Tuesday, December 06, 2005

Slaying attributed to involvement with rappers or prostitution

Associated Press
Posted on Mon, Dec. 05, 2005

SALT LAKE CITY - Investigators believe a young Utah woman was slain in California either because of her involvement with prostitution or because she got caught up in a feud among rappers.

Police warned Lee Danae Laursen, a former child care worker from Payson, that the pimps and would-be rappers she associated with were dangerous and they offered her money to return to Utah, The Salt Lake Tribune reported.

But she refused the help and was shot to death Nov. 4 in the northern California town of Fairfield.

Fairfield police Sgt. Dan Pilcher said detectives believe the slaying likely stemmed either from her involvement with budding rappers or her work as a prostitute.

If she were killed for her connections to the music world, it would make Laursen the fourth homicide victim in a series of crimes across three states, police said.

"I don't know if she was brainwashed or what. But the lifestyle she ended up involved in was so far removed from the lifestyle she lived in Utah," said Todd Hendrix, a Las Vegas Metropolitan Police detective investigating two homicides that may be linked to Laursen's.

Laursen, whom friends and family called by her middle name and who used the name Alana while working as a call girl, reportedly went to California with a man she met in a club in Salt Lake City. Police say that man was Jason Mathis, who is being held in Las Vegas in two slayings there.

Authorities also were investigating whether the Las Vegas slayings in May of rapper Anthony "Fat Tone" Watkins, 24, and his friend Jermaine "Cowboy" Akins, 22, were part of a battle between Midwest and West Coast rappers and linked with the slaying in Kansas City of California rapper Andre "Mac Dre" Hicks, 34.

On April 25, Laursen's father contacted Payson police, saying his daughter was being held against her will in Las Vegas and being forced to work as a prostitute, the Tribune said.

A police report said Laursen told her father that one of the men was Mathis.

The next day, according to the report, the father told Payson police that he had his daughter and was heading back to Payson.

Laursen soon left Utah again.

A car belonging to Laursen was reportedly seen frequently at Mathis' home, and police began looking for her.
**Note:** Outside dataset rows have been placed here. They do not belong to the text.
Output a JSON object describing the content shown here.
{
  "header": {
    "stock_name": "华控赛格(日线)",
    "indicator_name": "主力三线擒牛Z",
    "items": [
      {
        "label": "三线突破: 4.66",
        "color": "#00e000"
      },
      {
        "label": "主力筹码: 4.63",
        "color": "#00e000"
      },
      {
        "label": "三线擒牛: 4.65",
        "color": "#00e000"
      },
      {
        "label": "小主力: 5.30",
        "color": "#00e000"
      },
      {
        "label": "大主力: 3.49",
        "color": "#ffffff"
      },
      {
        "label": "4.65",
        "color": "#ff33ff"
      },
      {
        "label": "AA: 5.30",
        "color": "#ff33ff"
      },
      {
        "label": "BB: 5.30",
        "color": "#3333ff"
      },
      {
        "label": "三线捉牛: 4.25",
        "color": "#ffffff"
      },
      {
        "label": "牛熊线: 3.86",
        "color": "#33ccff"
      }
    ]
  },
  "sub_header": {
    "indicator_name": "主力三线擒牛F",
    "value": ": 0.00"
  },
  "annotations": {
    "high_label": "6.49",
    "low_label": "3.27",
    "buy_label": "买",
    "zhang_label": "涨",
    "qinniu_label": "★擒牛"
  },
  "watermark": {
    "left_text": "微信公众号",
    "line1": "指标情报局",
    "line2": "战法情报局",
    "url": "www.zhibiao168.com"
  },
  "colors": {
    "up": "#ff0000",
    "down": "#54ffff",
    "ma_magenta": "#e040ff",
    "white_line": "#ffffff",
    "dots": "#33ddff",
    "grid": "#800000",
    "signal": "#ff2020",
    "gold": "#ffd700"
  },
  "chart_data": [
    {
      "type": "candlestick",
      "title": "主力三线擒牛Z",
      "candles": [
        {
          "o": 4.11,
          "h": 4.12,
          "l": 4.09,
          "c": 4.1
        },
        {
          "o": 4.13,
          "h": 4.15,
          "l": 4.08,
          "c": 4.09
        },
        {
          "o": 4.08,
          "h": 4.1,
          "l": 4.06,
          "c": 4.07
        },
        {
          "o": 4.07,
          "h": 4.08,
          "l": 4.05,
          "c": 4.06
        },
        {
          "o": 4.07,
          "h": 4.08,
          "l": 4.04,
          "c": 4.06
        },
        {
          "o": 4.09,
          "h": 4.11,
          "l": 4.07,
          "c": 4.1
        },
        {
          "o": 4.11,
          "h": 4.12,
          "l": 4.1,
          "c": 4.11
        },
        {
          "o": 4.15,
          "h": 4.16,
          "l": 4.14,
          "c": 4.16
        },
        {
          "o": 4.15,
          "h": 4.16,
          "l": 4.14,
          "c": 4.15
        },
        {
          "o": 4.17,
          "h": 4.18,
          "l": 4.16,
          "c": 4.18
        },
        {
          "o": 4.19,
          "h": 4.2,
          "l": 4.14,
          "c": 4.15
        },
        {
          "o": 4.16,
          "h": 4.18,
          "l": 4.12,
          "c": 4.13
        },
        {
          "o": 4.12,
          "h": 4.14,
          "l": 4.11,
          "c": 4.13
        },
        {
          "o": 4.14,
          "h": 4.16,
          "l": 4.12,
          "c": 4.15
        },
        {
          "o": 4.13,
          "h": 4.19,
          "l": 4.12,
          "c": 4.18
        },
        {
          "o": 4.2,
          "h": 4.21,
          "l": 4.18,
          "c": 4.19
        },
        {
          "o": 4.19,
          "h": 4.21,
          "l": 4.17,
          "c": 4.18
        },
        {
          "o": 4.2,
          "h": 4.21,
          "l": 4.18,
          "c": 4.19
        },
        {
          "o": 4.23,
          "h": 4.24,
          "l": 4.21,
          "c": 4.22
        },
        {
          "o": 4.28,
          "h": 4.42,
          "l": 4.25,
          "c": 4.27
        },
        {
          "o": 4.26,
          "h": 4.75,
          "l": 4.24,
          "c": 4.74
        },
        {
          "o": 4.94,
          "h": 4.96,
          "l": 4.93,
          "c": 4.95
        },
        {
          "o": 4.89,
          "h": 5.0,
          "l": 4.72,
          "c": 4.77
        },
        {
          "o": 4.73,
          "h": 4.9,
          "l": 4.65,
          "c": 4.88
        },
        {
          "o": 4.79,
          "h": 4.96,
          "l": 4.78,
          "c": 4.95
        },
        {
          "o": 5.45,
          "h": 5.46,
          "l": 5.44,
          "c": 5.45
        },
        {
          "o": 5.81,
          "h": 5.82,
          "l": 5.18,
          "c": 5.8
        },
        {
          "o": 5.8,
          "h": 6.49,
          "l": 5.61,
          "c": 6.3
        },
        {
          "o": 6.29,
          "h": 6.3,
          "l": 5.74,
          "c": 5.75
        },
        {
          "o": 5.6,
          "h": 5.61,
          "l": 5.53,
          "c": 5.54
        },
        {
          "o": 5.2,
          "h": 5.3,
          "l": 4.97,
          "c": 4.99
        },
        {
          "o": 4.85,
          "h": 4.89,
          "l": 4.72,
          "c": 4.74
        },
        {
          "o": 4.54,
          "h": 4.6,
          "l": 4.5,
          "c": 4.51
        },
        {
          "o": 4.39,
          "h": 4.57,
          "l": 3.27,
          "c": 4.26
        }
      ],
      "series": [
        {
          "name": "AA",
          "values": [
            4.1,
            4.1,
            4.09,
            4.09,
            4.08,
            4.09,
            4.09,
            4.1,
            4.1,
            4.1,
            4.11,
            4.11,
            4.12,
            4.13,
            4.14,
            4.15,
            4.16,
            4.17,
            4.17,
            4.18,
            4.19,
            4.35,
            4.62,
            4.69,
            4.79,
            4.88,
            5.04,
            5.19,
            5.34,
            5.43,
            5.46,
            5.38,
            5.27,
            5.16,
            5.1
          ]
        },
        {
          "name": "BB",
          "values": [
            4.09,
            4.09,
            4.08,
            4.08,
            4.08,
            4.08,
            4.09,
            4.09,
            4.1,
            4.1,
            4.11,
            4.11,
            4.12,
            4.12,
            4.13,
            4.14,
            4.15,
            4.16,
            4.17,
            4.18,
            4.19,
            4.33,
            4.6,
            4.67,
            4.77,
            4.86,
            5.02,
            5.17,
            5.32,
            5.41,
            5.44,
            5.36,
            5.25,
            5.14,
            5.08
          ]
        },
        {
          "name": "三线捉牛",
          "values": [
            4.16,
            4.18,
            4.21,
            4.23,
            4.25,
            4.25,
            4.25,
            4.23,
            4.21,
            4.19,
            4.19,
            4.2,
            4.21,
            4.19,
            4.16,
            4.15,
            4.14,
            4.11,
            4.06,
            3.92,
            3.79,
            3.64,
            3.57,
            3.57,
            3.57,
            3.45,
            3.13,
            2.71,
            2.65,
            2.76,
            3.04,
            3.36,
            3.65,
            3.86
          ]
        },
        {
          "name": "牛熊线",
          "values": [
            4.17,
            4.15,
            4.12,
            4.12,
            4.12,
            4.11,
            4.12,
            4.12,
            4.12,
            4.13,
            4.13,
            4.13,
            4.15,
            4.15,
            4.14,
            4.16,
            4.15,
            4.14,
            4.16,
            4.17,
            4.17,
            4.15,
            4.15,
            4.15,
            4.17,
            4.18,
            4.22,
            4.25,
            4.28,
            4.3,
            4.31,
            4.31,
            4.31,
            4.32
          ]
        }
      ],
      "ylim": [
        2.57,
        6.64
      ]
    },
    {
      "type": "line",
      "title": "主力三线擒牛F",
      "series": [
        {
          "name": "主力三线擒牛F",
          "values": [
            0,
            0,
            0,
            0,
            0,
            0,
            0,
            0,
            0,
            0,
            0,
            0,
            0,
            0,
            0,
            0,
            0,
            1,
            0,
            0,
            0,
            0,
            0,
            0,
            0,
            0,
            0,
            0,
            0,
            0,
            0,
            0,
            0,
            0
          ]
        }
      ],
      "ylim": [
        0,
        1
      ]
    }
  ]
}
Police found Laursen July 15 in San Francisco, and Hendrix's partner and a sergeant went there to interview her. Laursen would not answer questions and was defiant, Hendrix said. The investigators offered to pay for Laursen's return to Utah.

"It was explained to her that she could be in danger and the situation she was in could result in harm coming to her, and she didn't want to hear it," Hendrix said.

On Nov. 2, a grand jury in Las Vegas charged Mathis and Andre "Mac Minister" Dow, 34, both described as aspiring rappers or rap promoters, with murder with a deadly weapon and conspiracy to commit murder in the killings of Watkins and Akins.

Mathis is in jail awaiting trial. Dow remains at large.

On Nov. 4, Laursen's neighbors in Fairfield reported hearing four or five gunshots, and a jogger found Laursen in a gutter, Pilcher said.

Pilcher said there was information that Laursen might have been with Dow a few hours before she died.

Investigators found Laursen's cell phone and were fielding calls from people asking for "Alana," the name she posted in an escort advertisement on the Internet, the Tribune said.